Муж обнял меня, и я рассказала ему о причине своего странного поведения. Мы долго беседовали на берегу, наблюдая, как дочь выкладывала из камешков дворец. В конце концов, мы решили, что написать отцу письмо необходимо. И напишем, когда вернёмся домой.
Однако когда мы вернулись, меня ожидало известие о его смерти. Телеграмма пришла две недели назад. И отца, разумеется, похоронили без меня.

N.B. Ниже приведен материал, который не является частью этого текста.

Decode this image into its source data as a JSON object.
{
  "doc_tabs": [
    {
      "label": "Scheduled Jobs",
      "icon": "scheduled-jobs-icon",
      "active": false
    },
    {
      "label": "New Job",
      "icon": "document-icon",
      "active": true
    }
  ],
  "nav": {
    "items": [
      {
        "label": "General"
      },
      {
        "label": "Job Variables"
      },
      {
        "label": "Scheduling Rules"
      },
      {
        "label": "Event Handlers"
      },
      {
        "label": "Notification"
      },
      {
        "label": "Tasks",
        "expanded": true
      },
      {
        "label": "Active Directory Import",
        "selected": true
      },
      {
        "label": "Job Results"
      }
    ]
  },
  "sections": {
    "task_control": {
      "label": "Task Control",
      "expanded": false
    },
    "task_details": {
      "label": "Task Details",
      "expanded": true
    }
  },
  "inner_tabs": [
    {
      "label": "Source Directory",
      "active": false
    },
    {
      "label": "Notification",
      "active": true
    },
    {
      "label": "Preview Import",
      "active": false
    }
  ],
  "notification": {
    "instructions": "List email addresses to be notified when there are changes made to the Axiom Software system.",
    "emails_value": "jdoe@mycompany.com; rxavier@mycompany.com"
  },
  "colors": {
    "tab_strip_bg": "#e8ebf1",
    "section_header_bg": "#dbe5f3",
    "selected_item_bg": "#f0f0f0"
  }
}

Он умер в тот самый день, когда у меня произошёл нервный срыв.
Я не плакала. Но что-то внутри у меня заныло, и я вдруг ощутила невыносимое одиночество. Теперь кроме мужа и дочери у меня никого не оставалось на этом свете. Я потеряла отца во второй раз и теперь навсегда. У меня была возможность увидеть его в последний раз. Но я этого не сделала. И совесть моя с тех пор неспокойна. Нет-нет, да и вспоминаю всё.